# Selecting Multiple Images in the Filmstrip



## mudguard (Apr 15, 2019)

Hi,

I am trying to use LR to do file management.
As part of this I'm moving through the catalog selecting pics to be rejected, or deleted.
I need a full image render to make selections so I'm using loupe view with the filmstrip.
As I move through the catalog I'm finding groups of images to delete, I am able to select these images in the filmstrip, however when I try to Reject or Delete, only one of these images is acted upon.
So, my question is:

How can I delete/reject multiple images from the filmstrip?

Best regards


----------



## Johan Elzenga (Apr 15, 2019)

In the lower left corner, toggle the small switch on the left of the 'Sync' button. The name changes in 'Auto Sync'. Now changes made to the image in loupe view will sync to all selected images.


----------



## mudguard (Apr 15, 2019)

Thanks


----------



## Umberto Cocca (Apr 15, 2019)

Be careful because all of the other actions you perform while selecting multiple images, such as star rating, keywording, metadata edit, etc. would be applied to all the selected photos in the film strip. 

Sent using Tapatalk


----------



## mudguard (Apr 15, 2019)

Umberto Cocca said:


> Be careful because all of the other actions you perform while selecting multiple images, such as star rating, keywording, metadata edit, etc. would be applied to all the selected photos in the film strip.
> 
> Sent using Tapatalk


Hmm, yes. That's an issue.
Well in this case probs OK because it's a delete being carried-out.
But is there another way to achieve the same results?


----------



## Johan Elzenga (Apr 15, 2019)

Toggle the switch on and off...


----------



## mudguard (Apr 15, 2019)

Johan Elzenga said:


> Toggle the switch on and off...


OK. Thanks. 
Is that with Cntl Alt Shift + A?


----------



## Johan Elzenga (Apr 15, 2019)

No idea if there is a shortcut, and I can’t try it because I type this on my iPad. I would think that it is quicker to try it yourself and see if that does indeed toggle the switch, than to ask here...


----------



## Hal P Anderson (Apr 15, 2019)

If you want to select a bunch of files to delete, you can use the X key to mark them for deletion and then go to All Photographs and type Ctrl+Backspace to delete all of the rejected images. No need to have them selected in the film strip or anywhere.


----------



## Conrad Chavez (Apr 16, 2019)

mudguard said:


> OK. Thanks.
> Is that with Cntl Alt Shift + A?


If you are looking at the Enable Auto Sync command shown below, yes, you found the correct shortcut. Are you using Windows? The shortcut in my screen shot looks different, but that's probably because I'm on a Mac. Whatever your menu shows for Enable AutoSync is the right shortcut for you.

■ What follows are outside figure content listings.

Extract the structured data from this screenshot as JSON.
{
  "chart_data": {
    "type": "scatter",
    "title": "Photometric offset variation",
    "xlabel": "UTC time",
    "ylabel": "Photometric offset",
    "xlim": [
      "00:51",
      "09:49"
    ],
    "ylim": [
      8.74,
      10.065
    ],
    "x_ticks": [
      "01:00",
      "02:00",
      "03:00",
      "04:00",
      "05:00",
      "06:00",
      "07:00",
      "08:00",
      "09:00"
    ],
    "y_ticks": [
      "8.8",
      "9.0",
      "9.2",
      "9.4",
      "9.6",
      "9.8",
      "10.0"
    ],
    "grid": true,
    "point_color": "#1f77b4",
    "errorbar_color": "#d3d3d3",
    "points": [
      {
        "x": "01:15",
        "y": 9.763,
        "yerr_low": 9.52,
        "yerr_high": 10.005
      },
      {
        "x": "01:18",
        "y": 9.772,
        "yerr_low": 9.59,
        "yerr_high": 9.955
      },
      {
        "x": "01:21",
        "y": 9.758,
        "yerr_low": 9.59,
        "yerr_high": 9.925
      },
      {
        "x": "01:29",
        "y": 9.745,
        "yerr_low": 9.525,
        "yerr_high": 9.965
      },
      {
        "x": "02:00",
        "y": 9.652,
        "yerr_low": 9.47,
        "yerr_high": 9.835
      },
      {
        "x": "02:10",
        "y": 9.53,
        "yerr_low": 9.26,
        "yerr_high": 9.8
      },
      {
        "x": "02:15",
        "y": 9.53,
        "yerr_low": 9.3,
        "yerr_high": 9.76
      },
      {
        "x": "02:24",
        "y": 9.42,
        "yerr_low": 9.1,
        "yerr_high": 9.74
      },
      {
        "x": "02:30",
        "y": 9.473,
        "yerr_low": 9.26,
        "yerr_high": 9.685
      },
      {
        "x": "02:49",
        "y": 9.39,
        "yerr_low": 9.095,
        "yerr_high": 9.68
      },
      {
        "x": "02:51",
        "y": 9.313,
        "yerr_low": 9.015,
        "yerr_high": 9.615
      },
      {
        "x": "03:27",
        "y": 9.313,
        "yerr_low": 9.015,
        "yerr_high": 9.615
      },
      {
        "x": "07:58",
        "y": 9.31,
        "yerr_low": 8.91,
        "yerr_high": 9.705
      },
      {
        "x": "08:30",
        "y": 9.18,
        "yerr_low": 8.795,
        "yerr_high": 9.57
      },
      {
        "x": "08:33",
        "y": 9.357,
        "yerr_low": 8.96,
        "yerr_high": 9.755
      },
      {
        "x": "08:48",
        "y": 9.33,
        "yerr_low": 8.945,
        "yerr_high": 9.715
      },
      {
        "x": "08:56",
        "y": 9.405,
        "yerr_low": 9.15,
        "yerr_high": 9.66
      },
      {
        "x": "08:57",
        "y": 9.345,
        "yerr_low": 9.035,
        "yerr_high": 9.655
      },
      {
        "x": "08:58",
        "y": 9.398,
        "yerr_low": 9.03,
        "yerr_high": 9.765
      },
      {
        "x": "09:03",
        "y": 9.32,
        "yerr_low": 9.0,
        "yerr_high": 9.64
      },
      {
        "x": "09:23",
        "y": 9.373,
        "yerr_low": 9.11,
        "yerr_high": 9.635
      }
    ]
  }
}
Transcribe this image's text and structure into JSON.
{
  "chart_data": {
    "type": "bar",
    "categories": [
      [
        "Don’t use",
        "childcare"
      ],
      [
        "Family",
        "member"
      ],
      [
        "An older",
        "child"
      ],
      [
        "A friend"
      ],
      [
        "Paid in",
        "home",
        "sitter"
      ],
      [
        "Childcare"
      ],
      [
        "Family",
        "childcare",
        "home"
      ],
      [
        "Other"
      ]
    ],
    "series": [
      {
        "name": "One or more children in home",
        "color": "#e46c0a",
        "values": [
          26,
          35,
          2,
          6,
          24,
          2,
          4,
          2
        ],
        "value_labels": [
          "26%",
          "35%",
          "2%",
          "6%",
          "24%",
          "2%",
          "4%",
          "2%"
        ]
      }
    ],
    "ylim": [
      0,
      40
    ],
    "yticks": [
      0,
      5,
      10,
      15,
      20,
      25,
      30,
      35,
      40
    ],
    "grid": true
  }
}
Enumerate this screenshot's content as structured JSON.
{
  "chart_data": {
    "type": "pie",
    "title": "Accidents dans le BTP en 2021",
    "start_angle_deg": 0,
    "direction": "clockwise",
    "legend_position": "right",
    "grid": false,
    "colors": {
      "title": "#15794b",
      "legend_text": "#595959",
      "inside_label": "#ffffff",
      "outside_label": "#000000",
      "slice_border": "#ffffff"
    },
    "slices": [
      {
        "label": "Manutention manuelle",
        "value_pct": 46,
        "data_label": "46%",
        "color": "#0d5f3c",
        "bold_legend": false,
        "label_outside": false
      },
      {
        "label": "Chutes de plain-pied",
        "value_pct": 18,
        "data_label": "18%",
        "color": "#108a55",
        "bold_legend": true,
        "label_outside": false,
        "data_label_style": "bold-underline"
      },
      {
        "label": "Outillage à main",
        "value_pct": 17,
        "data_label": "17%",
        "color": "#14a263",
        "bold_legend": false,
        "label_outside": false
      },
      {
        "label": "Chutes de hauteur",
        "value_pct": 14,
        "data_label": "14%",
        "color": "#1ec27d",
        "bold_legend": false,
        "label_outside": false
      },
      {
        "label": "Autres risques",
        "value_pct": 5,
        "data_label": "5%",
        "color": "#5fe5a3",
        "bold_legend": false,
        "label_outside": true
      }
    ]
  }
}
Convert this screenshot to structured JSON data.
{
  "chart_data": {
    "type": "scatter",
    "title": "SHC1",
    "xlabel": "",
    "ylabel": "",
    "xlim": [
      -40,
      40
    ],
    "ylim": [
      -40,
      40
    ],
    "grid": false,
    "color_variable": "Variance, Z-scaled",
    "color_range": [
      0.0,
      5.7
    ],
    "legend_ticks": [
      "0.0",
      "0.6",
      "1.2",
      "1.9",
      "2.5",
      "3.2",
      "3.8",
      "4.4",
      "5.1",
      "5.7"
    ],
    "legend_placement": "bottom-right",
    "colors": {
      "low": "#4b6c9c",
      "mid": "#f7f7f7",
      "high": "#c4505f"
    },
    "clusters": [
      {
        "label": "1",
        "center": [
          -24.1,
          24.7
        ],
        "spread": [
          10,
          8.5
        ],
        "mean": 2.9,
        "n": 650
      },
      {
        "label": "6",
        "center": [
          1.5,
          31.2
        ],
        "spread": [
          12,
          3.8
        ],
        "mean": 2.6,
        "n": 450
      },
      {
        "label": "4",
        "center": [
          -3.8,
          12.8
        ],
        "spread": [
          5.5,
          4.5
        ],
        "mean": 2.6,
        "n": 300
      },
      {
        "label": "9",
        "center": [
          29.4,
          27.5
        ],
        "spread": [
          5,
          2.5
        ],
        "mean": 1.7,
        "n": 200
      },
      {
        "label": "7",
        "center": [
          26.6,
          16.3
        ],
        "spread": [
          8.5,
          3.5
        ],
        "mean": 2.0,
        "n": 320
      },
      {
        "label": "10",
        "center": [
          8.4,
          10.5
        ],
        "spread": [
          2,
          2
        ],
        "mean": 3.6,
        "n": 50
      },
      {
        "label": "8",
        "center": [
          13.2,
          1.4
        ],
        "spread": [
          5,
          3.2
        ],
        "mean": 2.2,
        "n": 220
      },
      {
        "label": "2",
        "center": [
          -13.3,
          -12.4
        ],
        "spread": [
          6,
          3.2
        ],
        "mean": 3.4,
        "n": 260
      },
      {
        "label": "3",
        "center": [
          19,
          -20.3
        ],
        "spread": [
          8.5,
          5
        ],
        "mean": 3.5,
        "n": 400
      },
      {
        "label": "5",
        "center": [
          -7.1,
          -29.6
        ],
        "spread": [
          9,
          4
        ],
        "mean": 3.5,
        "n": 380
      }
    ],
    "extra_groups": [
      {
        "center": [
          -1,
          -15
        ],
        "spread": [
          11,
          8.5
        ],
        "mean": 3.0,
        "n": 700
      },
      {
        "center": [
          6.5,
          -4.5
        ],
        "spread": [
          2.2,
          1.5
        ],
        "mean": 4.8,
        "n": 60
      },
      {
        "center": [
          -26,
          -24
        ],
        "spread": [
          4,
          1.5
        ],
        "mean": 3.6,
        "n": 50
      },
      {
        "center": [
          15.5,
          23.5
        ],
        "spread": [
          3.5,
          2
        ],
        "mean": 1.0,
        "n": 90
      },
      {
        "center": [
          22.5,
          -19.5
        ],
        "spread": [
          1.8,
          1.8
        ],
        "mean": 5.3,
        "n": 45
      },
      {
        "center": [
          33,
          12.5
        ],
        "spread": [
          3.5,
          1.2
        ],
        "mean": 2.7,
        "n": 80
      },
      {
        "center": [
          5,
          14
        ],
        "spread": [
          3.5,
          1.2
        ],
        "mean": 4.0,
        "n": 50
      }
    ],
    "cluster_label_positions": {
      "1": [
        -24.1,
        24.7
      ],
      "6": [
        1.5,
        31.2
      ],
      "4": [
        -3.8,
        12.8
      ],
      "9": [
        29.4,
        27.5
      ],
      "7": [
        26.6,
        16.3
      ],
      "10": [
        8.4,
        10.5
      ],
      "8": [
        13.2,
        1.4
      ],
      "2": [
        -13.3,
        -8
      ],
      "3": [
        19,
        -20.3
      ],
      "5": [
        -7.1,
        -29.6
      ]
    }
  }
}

Definitely keep an eye on the Auto Sync button in the bottom right corner so that you don't leave Auto Sync on when you intended to edit only one image.


----------



## Johan Elzenga (Apr 16, 2019)

That menu shows Auto Sync enabling in the Develop module, meaning auto sync of develop settings. We were talking about auto sync of metadata in the Library module. However, that turns out to be the same shortcut.


----------



## mudguard (Apr 16, 2019)

Johan Elzenga said:


> That menu shows Auto Sync enabling in the Develop module, meaning auto sync of develop settings. We were talking about auto sync of metadata in the Library module. However, that turns out to be the same shortcut.
> 
> View attachment 12457


Thanks for this.
I'll have to learn that shortcut, to avoid unwanted settings getting synced over.

Cheers


----------



## mudguard (Apr 16, 2019)

Hal P Anderson said:


> If you want to select a bunch of files to delete, you can use the X key to mark them for deletion and then go to All Photographs and type Ctrl+Backspace to delete all of the rejected images. No need to have them selected in the film strip or anywhere.


Thanks.

I am using the X key function. However it's the initial selection that's the issue. Applying X to multiple images only works in Grid view, which is fine. But would also be good to be able to do this in Filmstrip. If poss. Save coming out of Loupe. Which isn't a major issue I know. But hey. Thanks for all your input


----------